Fantastic Four

    Last updated on May 13th, 2019 at 02:39 pm

    Four chief executive officers are leading the fundraising drive to transform their alma mater, the University of Wisconsin-Milwaukee, into a nationally recognized research center that has cutting-edge partnerships with its local business community. The Milwaukee CEOs are working to raise $100 million for the university by June 30, 2009.

    The fundraising drive is being led by: Gale Klappa, president, chairman and CEO of Wisconsin Energy Corp.; Dennis Kuester, chairman and CEO of Marshall & Ilsley Corp.; James Ziemer, president and CEO of Harley-Davidson Inc.; and Edward Zore, president and CEO of Northwestern Mutual Life Insurance Co. Inc.

    Another top local business executive, Sheldon Lubar, founder and chairman of Lubar & Co. Inc., has been named honorary co-chair for the campaign.

    “When we are successful, the campaign will re-energize UWM,” Ziemer said. “We’re going to establish this campus as a research institute that will breed new business in and around the Milwaukee area, providing jobs and creating revenue for the city, county and state. We’re going to bolster the university and attract new teaching talent. And we’re going to fund some programs that have special emphasis on educating our diverse population.”

    The CEOs aren’t just raising money for business education programs at UWM.

    “My bias is to the business school, but there are other parts of the university that are equally important to others,” Kuester said. “The grads are the raw fuel that feeds a lot of businesses around town. They’re looking for local jobs and provide us with the human resources to run our businesses.”

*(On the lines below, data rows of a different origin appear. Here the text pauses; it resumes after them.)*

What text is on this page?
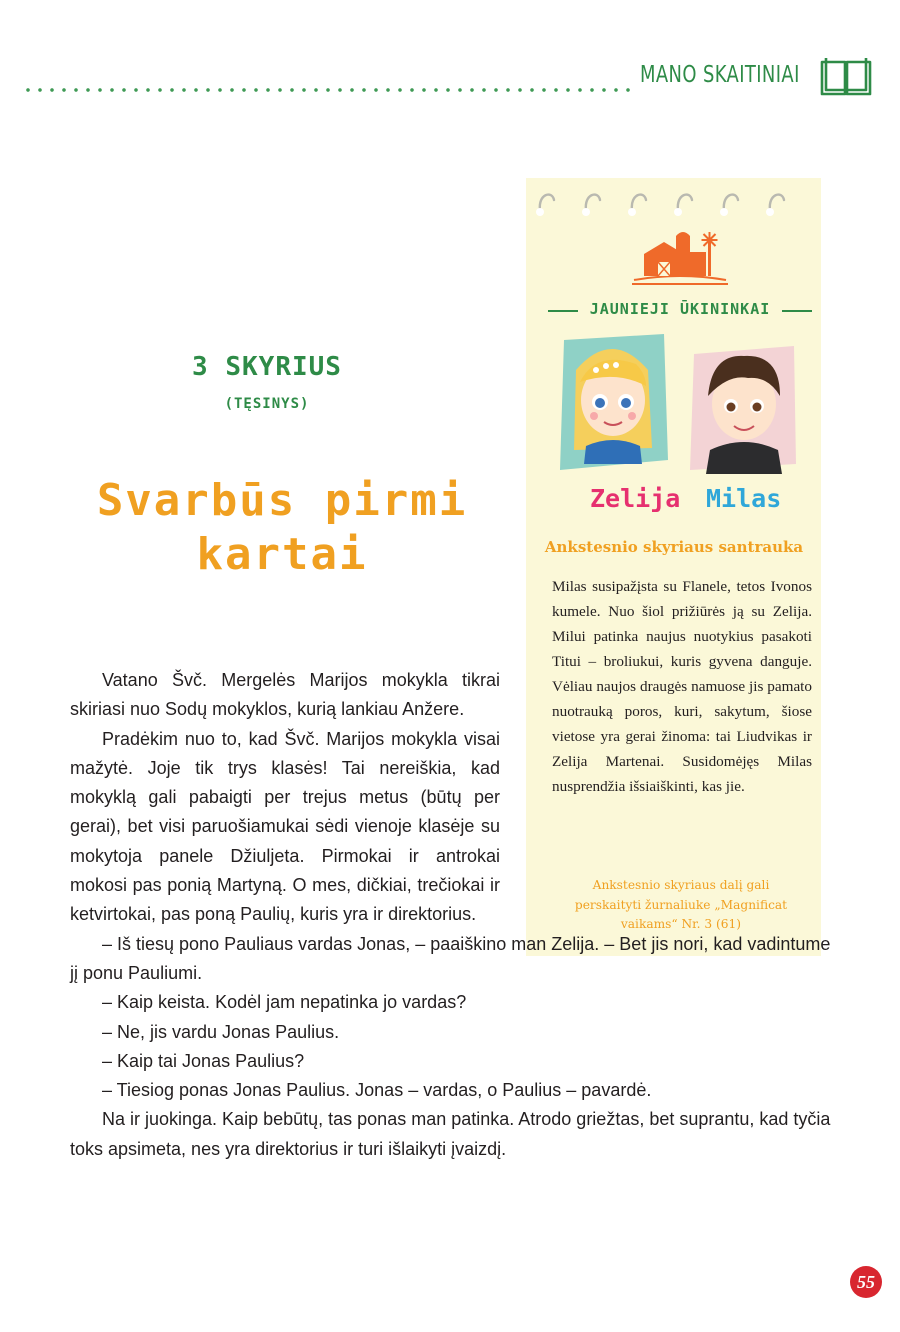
MANO SKAITINIAI
3 SKYRIUS
(TĘSINYS)
Svarbūs pirmi
kartai
JAUNIEJI ŪKININKAI
Zelija Milas
Ankstesnio skyriaus santrauka
Milas susipažįsta su Flanele, tetos Ivonos kumele. Nuo šiol prižiūrės ją su Zelija. Milui patinka naujus nuotykius pasakoti Titui – broliukui, kuris gyvena danguje. Vėliau naujos draugės namuose jis pamato nuotrauką poros, kuri, sakytum, šiose vietose yra gerai žinoma: tai Liudvikas ir Zelija Martenai. Susidomėjęs Milas nusprendžia išsiaiškinti, kas jie.
Ankstesnio skyriaus dalį gali perskaityti žurnaliuke „Magnificat vaikams“ Nr. 3 (61)

Vatano Švč. Mergelės Marijos mokykla tikrai skiriasi nuo Sodų mokyklos, kurią lankiau Anžere.

Pradėkim nuo to, kad Švč. Marijos mokykla visai mažytė. Joje tik trys klasės! Tai nereiškia, kad mokyklą gali pabaigti per trejus metus (būtų per gerai), bet visi paruošiamukai sėdi vienoje klasėje su mokytoja panele Džiuljeta. Pirmokai ir antrokai mokosi pas ponią Martyną. O mes, dičkiai, trečiokai ir ketvirtokai, pas poną Paulių, kuris yra ir direktorius.

– Iš tiesų pono Pauliaus vardas Jonas, – paaiškino man Zelija. – Bet jis nori, kad vadintume jį ponu Pauliumi.

– Kaip keista. Kodėl jam nepatinka jo vardas?

– Ne, jis vardu Jonas Paulius.

– Kaip tai Jonas Paulius?

– Tiesiog ponas Jonas Paulius. Jonas – vardas, o Paulius – pavardė.

Na ir juokinga. Kaip bebūtų, tas ponas man patinka. Atrodo griežtas, bet suprantu, kad tyčia toks apsimeta, nes yra direktorius ir turi išlaikyti įvaizdį.

55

    Since it was launched three years ago, the UWM campaign has raised about $70 million in funding, including a $10 million donation from Lubar, earmarked for UWM’s business school, which has since been renamed the Sheldon B. Lubar School of Business.

    Lubar said he donated funds and became involved in the fundraising campaign because of the university’s importance to the business community and Milwaukee in general.

    “UWM probably retains more of its graduates than any of the other universities in the (UW) system,” he said. “A good share of the leadership of Milwaukee businesses are people that were educated at UWM. It’s vitally important, not just from a business standpoint, but from an engineering, nursing and liberal arts one.”

    After living in other large cities in the United States and abroad, Klappa returned to the Milwaukee area in 2003 to lead Wisconsin Energies. A 1972 UWM graduate, Klappa lived for more than 30 years outside of Milwaukee and saw the impact research universities have on local economies.

    “One of the fundamental lessons that I see unfolding from other first-class research universities is that patents and ideas get spun out into startup businesses,” Klappa said. “Many of those startup businesses end up growing within a 25-mile radius of the university.”

    Many large corporations have cut back on their research staff, which gives a university such as UWM an opportunity to partner with the businesses, Lubar said.

    If done effectively, the university could act much like an outsourced research department for large corporations, fostering both large donations, lasting relationships and jobs for its graduates.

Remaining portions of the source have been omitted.